Review
Tamotsu is interested in developing tests that can improve students’ interactive abilities. First, he will conduct a questionnaire to see how other teachers are teaching and assessing interaction. After identifying some issues with the practice of teaching and assessing interaction in Iwate, he will develop and validate his own test.
Reading about Assessment (Sato & Kasahara)
Principles
- Confirm the skills that one wants to measure and then design a task to measure these skills.
- (examples)
- Interview: Whether or not students can share new information.
- Role play: Students can use language in a specific situation.

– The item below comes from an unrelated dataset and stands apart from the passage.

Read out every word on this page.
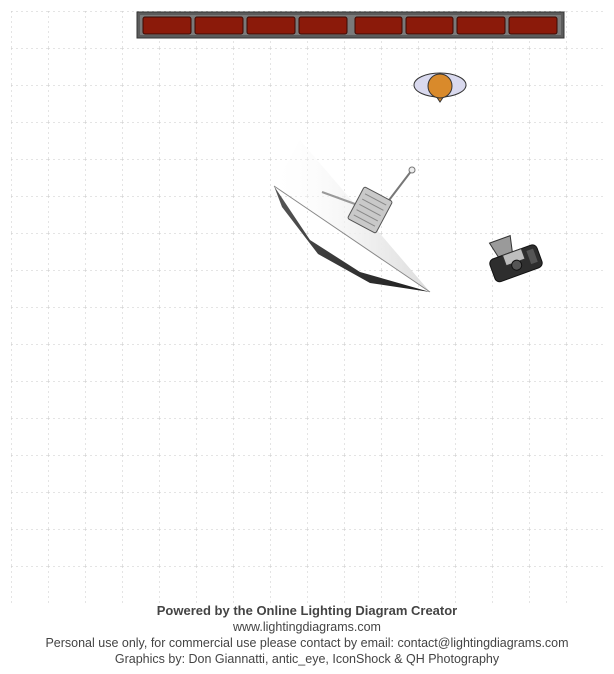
Powered by the Online Lighting Diagram Creator
www.lightingdiagrams.com
Personal use only, for commercial use please contact by email: contact@lightingdiagrams.com
Graphics by: Don Giannatti, antic_eye, IconShock & QH Photography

- Choose a conversation topic that students would talk about in Japanese. A teacher mustn’t choose a conversation topic that children are not familiar with.
- Two kinds of tasks:
- Structured:
- Like practice such as ondoku or making a skit and reciting it.
- Repeating tasks
- Substitution
- Summary
- Open-ended
- Speech (JHS)
- Description (JHS)
- Narrative (Grade 3)
- Information Gap
- Decision making (Ranking can be decision making)
- Problem solving
- Exchanging opinions
- Structured:
Discussion
- With the introduction of the Foreign language subject in elementary schools, JHSs will likely have freer discussion/ communication than before.
- Q & A is desirable for grade 1. Asking questions in Q & A can build fluency and English structural knowledge. Students can also practice reacting fast (Listening fluency).